Entre 2003 et 2005, sa pugnacité et ses méthodes d’enseignement lui permirent d’acquérir une certaine réputation qui commença à s’étendre bien au de là des frontières de Providence (« Ride The Skies » et le fabuleux « Hypermagic Mountain »). Il était de plus en plus sollicité et se déplaçait un peu partout sur le continent pour partager son expérience dans d’autres clubs. On parlait de la rage de son crochet du droit, de son uppercut dévastateur, ses cours étaient emplis d’une saine violence qui extirpait chez les élèves le meilleur d’eux même. Quant au ring… le ring… disons que malgré les années, ce n’était définitivement pas le genre d’adversaire qu’on souhaitait rencontrer lors d’une compétition officielle.
C’est en 2009 que le club commença à souffrir de la concurrence qui ne cessait de s’accroître. La boxe était redevenue à la mode et un bon paquet de jeunes, y compris des anciens élèves, se lançait dans le business. Dans ce genre de contexte il aurait du montrer les crocs, rappeler qui était le maître, prouver que son expérience lui conférait toujours un temps d’avance. Mais au lieu de ça, il faisait du surplace (« Sound Guardians »), restait prisonnier des méthodes qu’il avait naguère inventées (« Transmissionary »).

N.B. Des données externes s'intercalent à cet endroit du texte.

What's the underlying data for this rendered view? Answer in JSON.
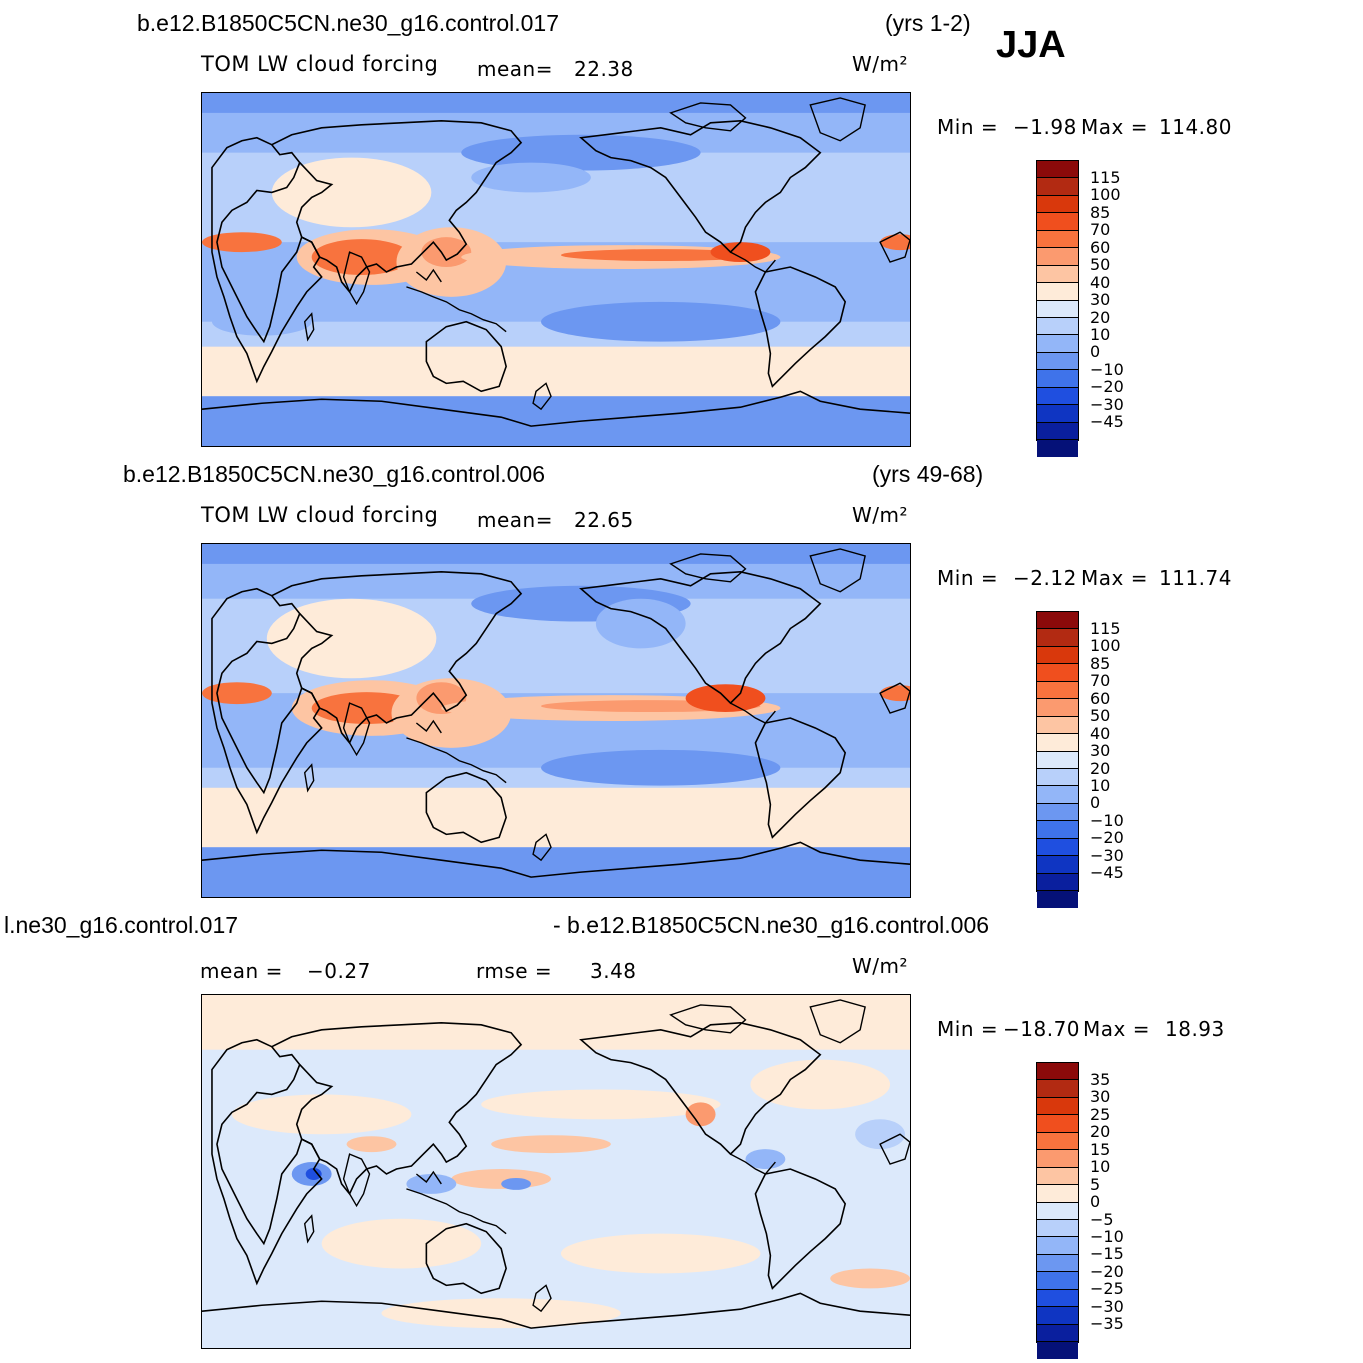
{
  "season": "JJA",
  "panels": [
    {
      "case": "b.e12.B1850C5CN.ne30_g16.control.017",
      "years": "(yrs 1-2)",
      "variable": "TOM LW cloud forcing",
      "mean_label": "mean=",
      "mean_value": "22.38",
      "units": "W/m²",
      "min_label": "Min =",
      "min_value": "−1.98",
      "max_label": "Max =",
      "max_value": "114.80",
      "colorbar": {
        "colors": [
          "#8b0a0a",
          "#b22a12",
          "#d9380c",
          "#f04f1e",
          "#f8733e",
          "#fb9a6f",
          "#fdc5a3",
          "#feebd9",
          "#dce9fb",
          "#b8d0fa",
          "#93b6f8",
          "#6c97f1",
          "#3f73ea",
          "#1f4fe0",
          "#0f35c2",
          "#0a1f9e",
          "#051178"
        ],
        "labels": [
          "115",
          "100",
          "85",
          "70",
          "60",
          "50",
          "40",
          "30",
          "20",
          "10",
          "0",
          "−10",
          "−20",
          "−30",
          "−45"
        ]
      }
    },
    {
      "case": "b.e12.B1850C5CN.ne30_g16.control.006",
      "years": "(yrs 49-68)",
      "variable": "TOM LW cloud forcing",
      "mean_label": "mean=",
      "mean_value": "22.65",
      "units": "W/m²",
      "min_label": "Min =",
      "min_value": "−2.12",
      "max_label": "Max =",
      "max_value": "111.74",
      "colorbar": {
        "colors": [
          "#8b0a0a",
          "#b22a12",
          "#d9380c",
          "#f04f1e",
          "#f8733e",
          "#fb9a6f",
          "#fdc5a3",
          "#feebd9",
          "#dce9fb",
          "#b8d0fa",
          "#93b6f8",
          "#6c97f1",
          "#3f73ea",
          "#1f4fe0",
          "#0f35c2",
          "#0a1f9e",
          "#051178"
        ],
        "labels": [
          "115",
          "100",
          "85",
          "70",
          "60",
          "50",
          "40",
          "30",
          "20",
          "10",
          "0",
          "−10",
          "−20",
          "−30",
          "−45"
        ]
      }
    },
    {
      "case_left": "l.ne30_g16.control.017",
      "case_right": "- b.e12.B1850C5CN.ne30_g16.control.006",
      "mean_label": "mean =",
      "mean_value": "−0.27",
      "rmse_label": "rmse =",
      "rmse_value": "3.48",
      "units": "W/m²",
      "min_label": "Min =",
      "min_value": "−18.70",
      "max_label": "Max =",
      "max_value": "18.93",
      "colorbar": {
        "colors": [
          "#8b0a0a",
          "#b22a12",
          "#d9380c",
          "#f04f1e",
          "#f8733e",
          "#fb9a6f",
          "#fdc5a3",
          "#feebd9",
          "#dce9fb",
          "#b8d0fa",
          "#93b6f8",
          "#6c97f1",
          "#3f73ea",
          "#1f4fe0",
          "#0f35c2",
          "#0a1f9e",
          "#051178"
        ],
        "labels": [
          "35",
          "30",
          "25",
          "20",
          "15",
          "10",
          "5",
          "0",
          "−5",
          "−10",
          "−15",
          "−20",
          "−25",
          "−30",
          "−35"
        ]
      }
    }
  ]
}
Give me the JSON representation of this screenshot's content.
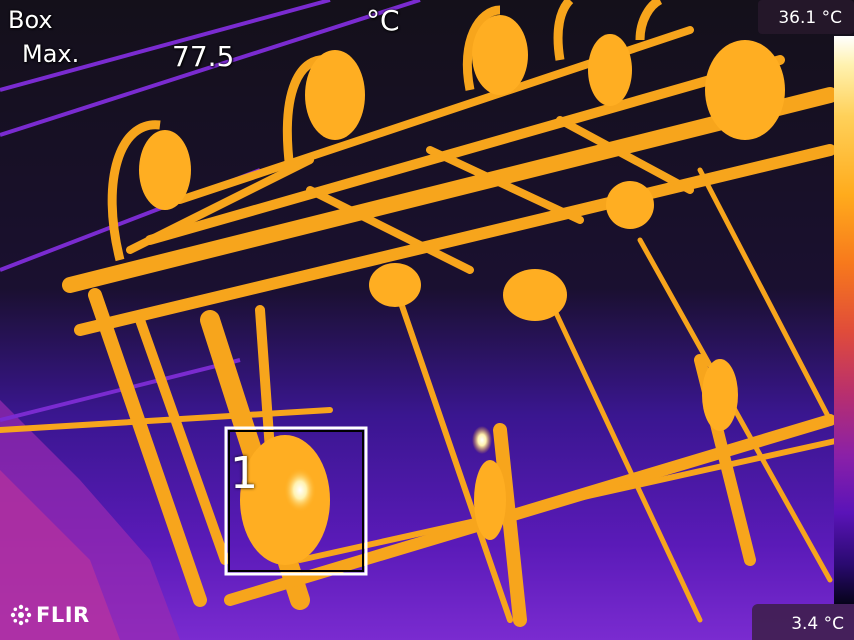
{
  "measurement": {
    "title": "Box",
    "label": "Max.",
    "value": "77.5",
    "unit": "°C"
  },
  "scale": {
    "max": "36.1 °C",
    "min": "3.4 °C"
  },
  "box_label": "1",
  "logo": "FLIR",
  "colors": {
    "hot": "#ffb020",
    "warm": "#f59a1c",
    "cool": "#7a2bd0",
    "cold": "#140c1e",
    "box_outline": "#ffffff"
  },
  "icons": [
    "flir-logo-icon"
  ]
}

Quant aux rares fois, où il essayait de sortir des sentiers battus, de sortir de la routine de la corde à sauter, ses élèves lui faisaient bien comprendre combien il était hors propos (« The Sublime Freak »)
Certes sa force de frappe, consécutive à des années d’entraînement draconien qui ne souffrait pas des intempéries, des saisons ou des baisses de motivation, était restée intacte (« Nation Of Boar », « Funny Farm ») et dévastatrice (« S.O.S »).

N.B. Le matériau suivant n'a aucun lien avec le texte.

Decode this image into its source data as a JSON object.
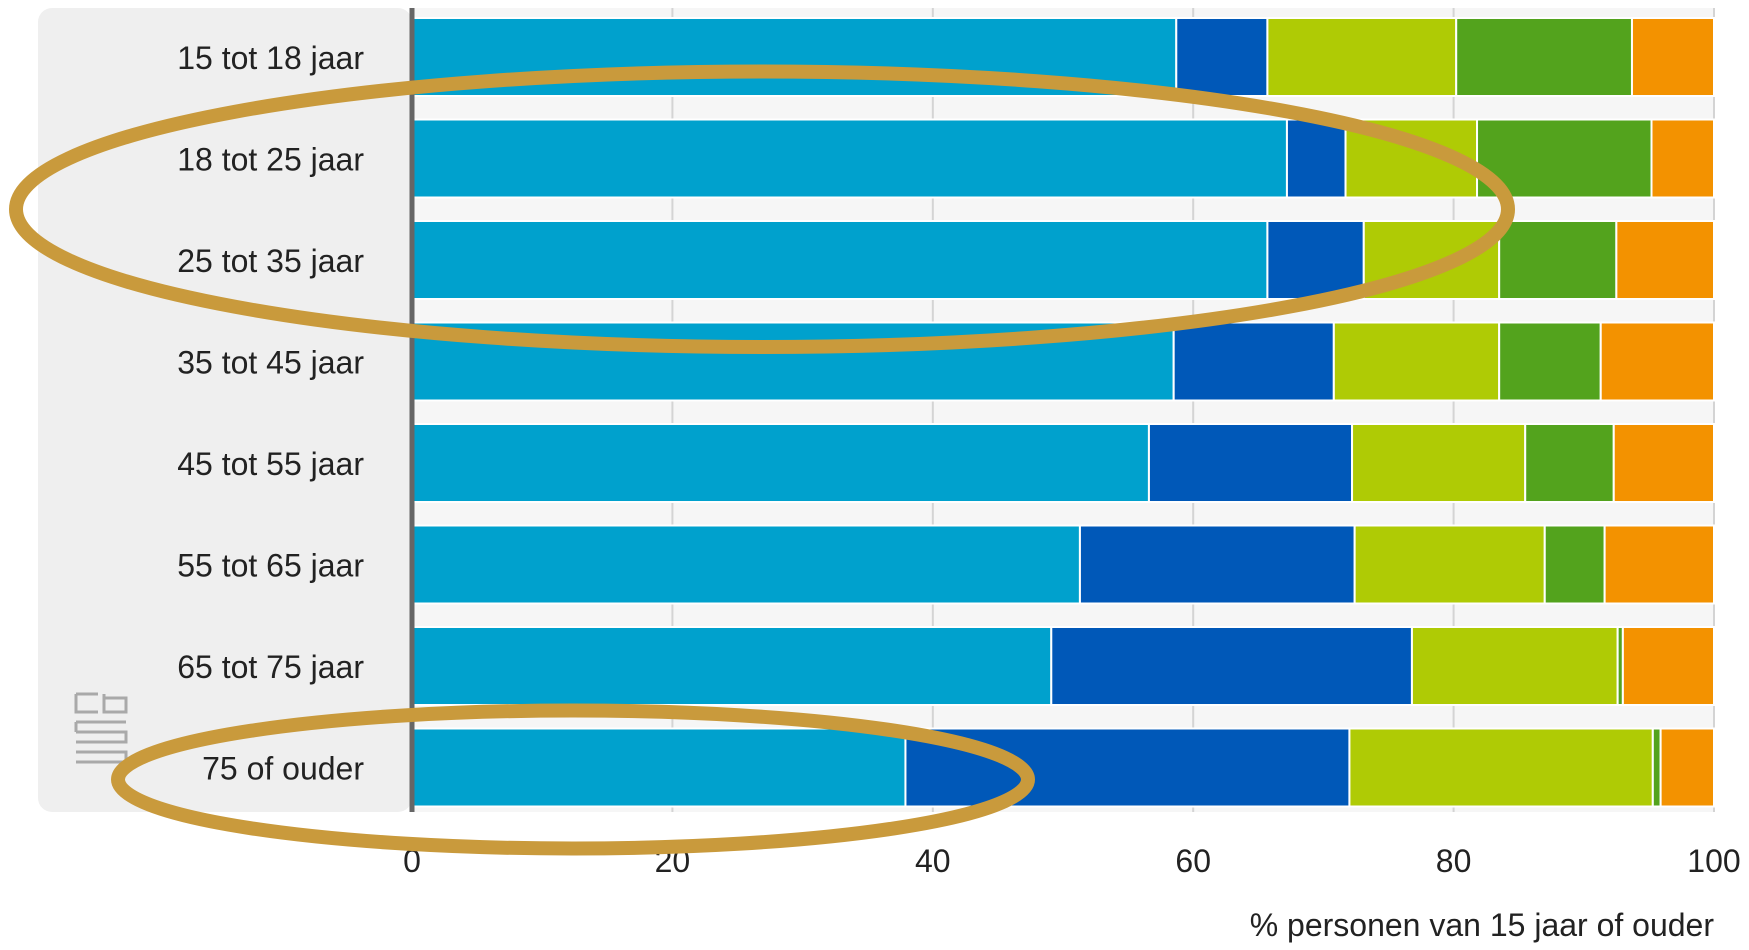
{
  "chart_data": {
    "type": "bar",
    "orientation": "horizontal",
    "stacked": true,
    "categories": [
      "15 tot 18 jaar",
      "18 tot 25 jaar",
      "25 tot 35 jaar",
      "35 tot 45 jaar",
      "45 tot 55 jaar",
      "55 tot 65 jaar",
      "65 tot 75 jaar",
      "75 of ouder"
    ],
    "series": [
      {
        "color": "#00a1cd",
        "values": [
          58.7,
          67.2,
          65.7,
          58.5,
          56.6,
          51.3,
          49.1,
          37.9
        ]
      },
      {
        "color": "#0058b8",
        "values": [
          7.0,
          4.5,
          7.4,
          12.3,
          15.6,
          21.1,
          27.7,
          34.1
        ]
      },
      {
        "color": "#afcb05",
        "values": [
          14.5,
          10.1,
          10.4,
          12.7,
          13.3,
          14.6,
          15.8,
          23.3
        ]
      },
      {
        "color": "#53a31d",
        "values": [
          13.5,
          13.4,
          9.0,
          7.8,
          6.8,
          4.6,
          0.4,
          0.6
        ]
      },
      {
        "color": "#f39200",
        "values": [
          6.3,
          4.8,
          7.5,
          8.7,
          7.7,
          8.4,
          7.0,
          4.1
        ]
      }
    ],
    "xticks": [
      "0",
      "20",
      "40",
      "60",
      "80",
      "100"
    ],
    "xlim": [
      0,
      100
    ],
    "xlabel": "% personen van 15 jaar of ouder",
    "grid": true,
    "annotations": [
      {
        "type": "ellipse",
        "color": "#c99a3c",
        "around": [
          "18 tot 25 jaar",
          "25 tot 35 jaar"
        ]
      },
      {
        "type": "ellipse",
        "color": "#c99a3c",
        "around": [
          "75 of ouder"
        ]
      }
    ],
    "logo": "cbs-logo-icon"
  }
}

Le coach ressassait, il marmonnait la même histoire qu’il était dorénavant le seul à comprendre (« Collosus »). Avait-il vieilli sans s’en rendre compte où était-ce les démons du passé qui lui jouait des tours ? Comme beaucoup d’homme de son âge, il buvait de plus en plus, le whisky irriguait ses veines et lui faisait parfois perdre le fil (« Flooded Chamber »), il se lançait alors dans des monologues sans fin où il était question de Maria et d’Olivia. Personne ne l’écoutait parler dans ces moments là. On attendait juste que ça passe, qu’il finisse de confier à lui-même ses angoisses, et qu’une petite larme glisse en suivant le chemin dessiné par ses rides sur ce visage toujours aux aguets mais marqué par la vie (« Rain on lake I’m swimming in »).

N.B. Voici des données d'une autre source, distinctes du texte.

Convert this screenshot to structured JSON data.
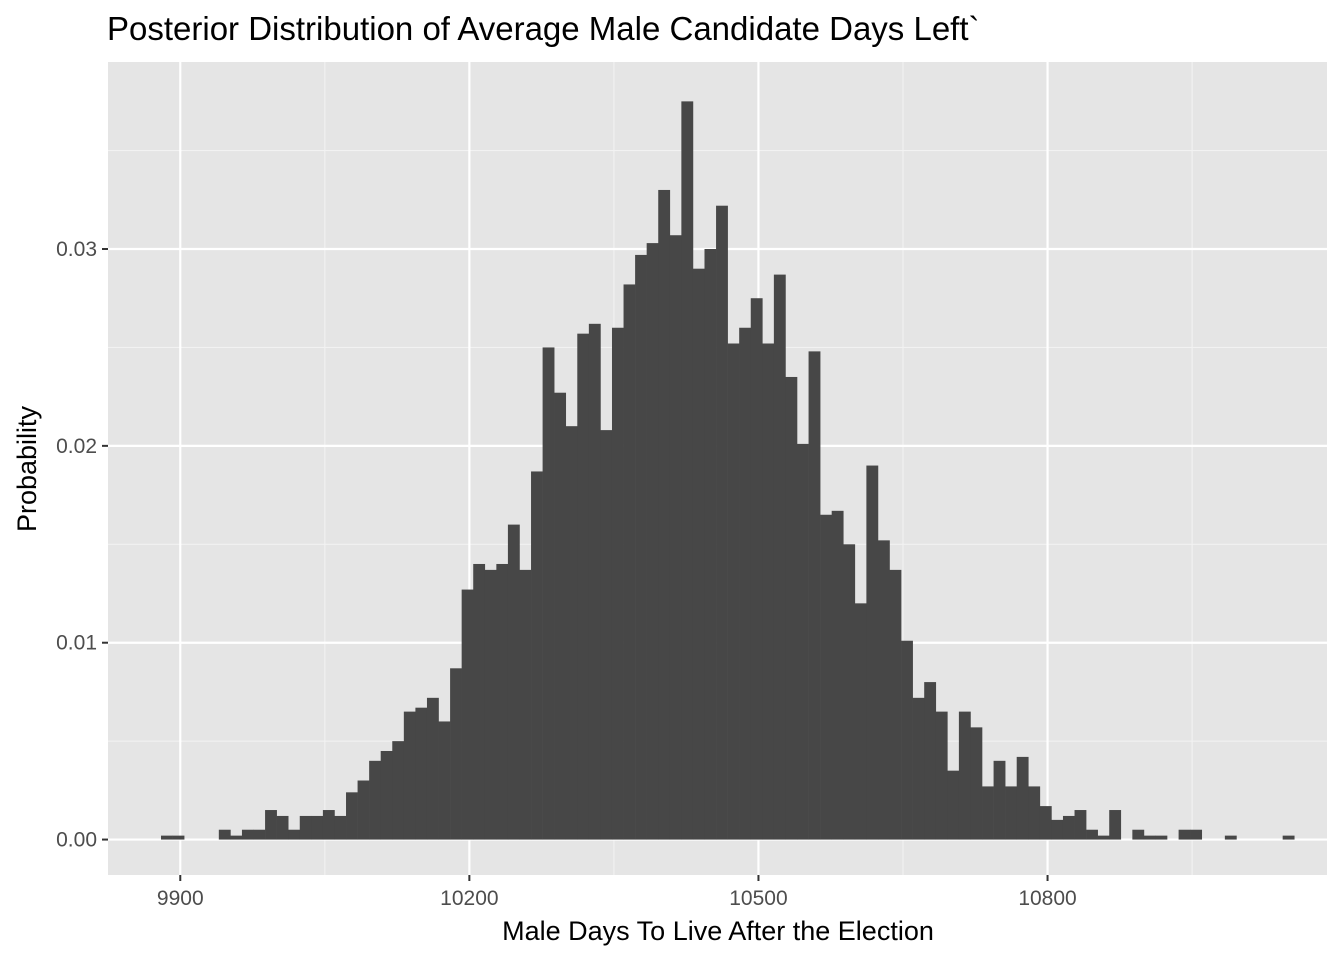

L’étincelle pétillait toujours au fond de ses yeux, mais quelqu’un avait besoin de lui redonner une raison de se battre. Depuis qu’elle l’avait quitté, il n’avait jamais donné signe de vie. Il savait pertinemment que son projet demanderait des sacrifices, et tout ça avait été mûrement réfléchi. Jamais il ne se serait abaisser à la supplier de revenir, ça aurait été humiliant pour lui et injuste pour elle. Mais Maria n’était pas le problème, juste une défaite noyée dans mille victoires.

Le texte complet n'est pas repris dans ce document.